Belum lagi persoalan-persoalan lain dimana pada titik tertentu menggiring kita pada titik kulminasi pesimisme. Di antaranya, dalam hal produk, terjadi homogenitas komoditas yang diperjualbelikan, terutama komoditas pertanian. Dari sisi pendidikan dan produktivitas Indonesia masih kalah bersaing dengan tenaga kerja yang berasal dari Malaysia, Singapura, dan Thailand serta fondasi industri yang bagi Indonesia sendiri membuat Indonesia berada pada peringkat keempat di ASEAN (Republika Online, 2013). Regulasi investasi yang belum kuat dan mengikat sehingga potensial mengakibatkan over-eksploitasi perusahaan asing atas SDA yang melimpah di Indonesia. Masih rendahnya kinerja logistik, tarif  pajak, suku bunga bank, dan sebagainya. Belum lagi soal proteksi dimana banyak pihak menilai Indonesia sudah sangat terlambat.

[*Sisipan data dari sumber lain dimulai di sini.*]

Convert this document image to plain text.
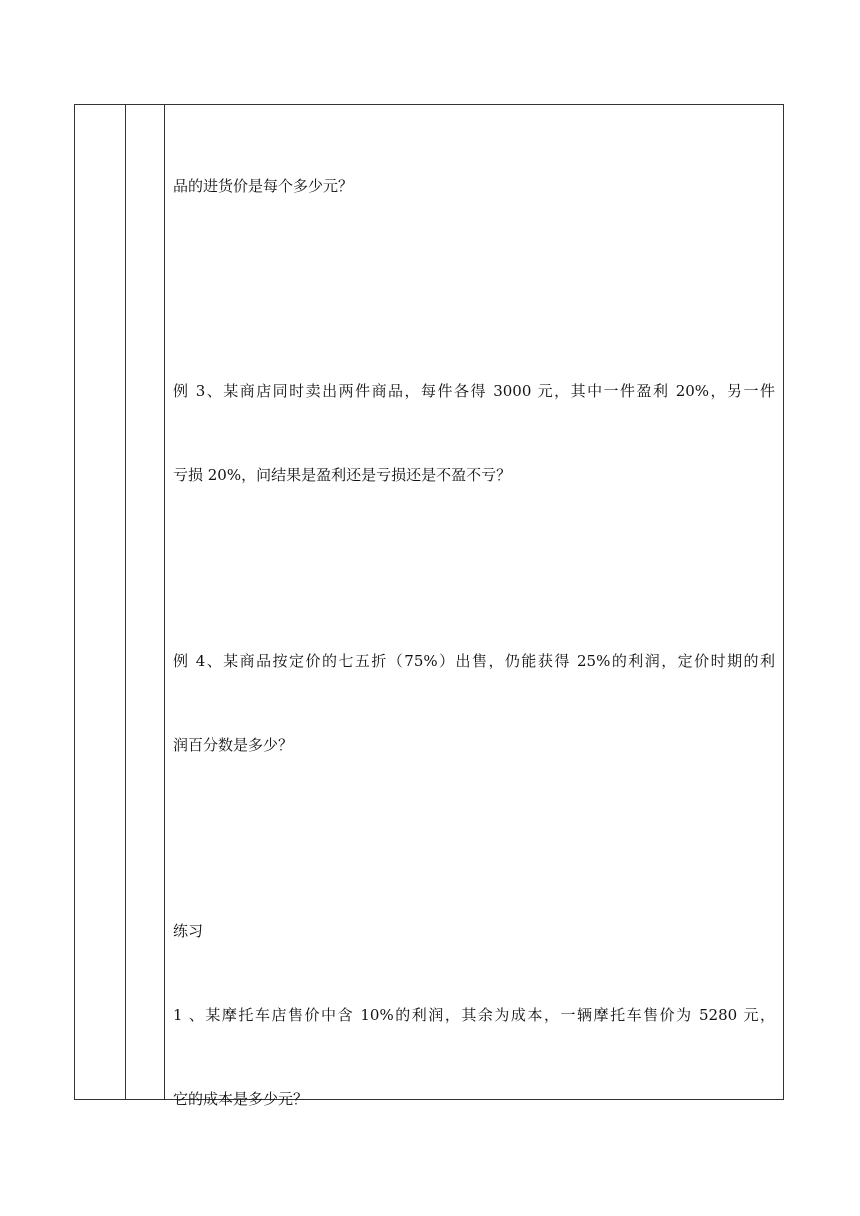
品的进货价是每个多少元？

例 3、某商店同时卖出两件商品，每件各得 3000 元，其中一件盈利 20%，另一件

亏损 20%，问结果是盈利还是亏损还是不盈不亏？

例 4、某商品按定价的七五折（75%）出售，仍能获得 25%的利润，定价时期的利

润百分数是多少？

练习

1 、某摩托车店售价中含 10%的利润，其余为成本，一辆摩托车售价为 5280 元，

它的成本是多少元？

Bagaimana dengan masyarakat perbatasan? Sejak MEA diberlakukan, kawasan perbatasan Indonesia kini menghadapi tantangan (masalah) berat baru mengingat letak geografisnya yang strategis sebagai halaman terdepan. Bagaimana tidak? Sudah bukan konsumsi elitis lagi bahwa kawasan perbatasan Indonesia merupakan kamar tergelap dalam riuh-gemerlap pembangunan kesekian dekade terakhir. Tidak hanya dari sisi infrastruktur fisik seperti jalan darat, jalur dan sarana transportasi laut dan darat, fasilitas informasi-komunikasi, pendidikan dan kesehatan. Tetapi juga dari sisi infrastruktur non-fisik, sebut saja perangkat hukum dan kualitas SDM. Belum lagi masalah-masalah sosial kronis seperti kemiskinan, pengangguran, ancaman keamanan dsb. Dengan kondisi seperti ini, menuntut daya saing masyarakat perbatasan dalam menghadapi MEA menjadi sesuatu yang aneh, bukan?   

Benar bahwa dari sisi ketenagakerjaan, transfer tenaga kerja baru menyentuh 8 profesi (akuntan, arsitek, tenaga riset, pariwisata, surveyor, perawat, dokter dan dokter gigi di 12 sektor) dimana gelombang persebarannya belum begitu berpengaruh signifikan dalam konfigurasi ketenagakerjaan di Indonesia, apalagi di kawasan perbatasan, termasuk di perbatasan Sabah dan Serawak (Malaysia) dengan Nunukan dan Malinau (Indonesia). Tetapi mau-tidak-mau, siap-tidak-siap, kawasan strategis ini pada akhirnya akan disapu gelombang transfer tenaga kerja terutama dari Malaysia, menyusul gelombang serbuan produk, jasa, investasi dan faktor-faktor produksi.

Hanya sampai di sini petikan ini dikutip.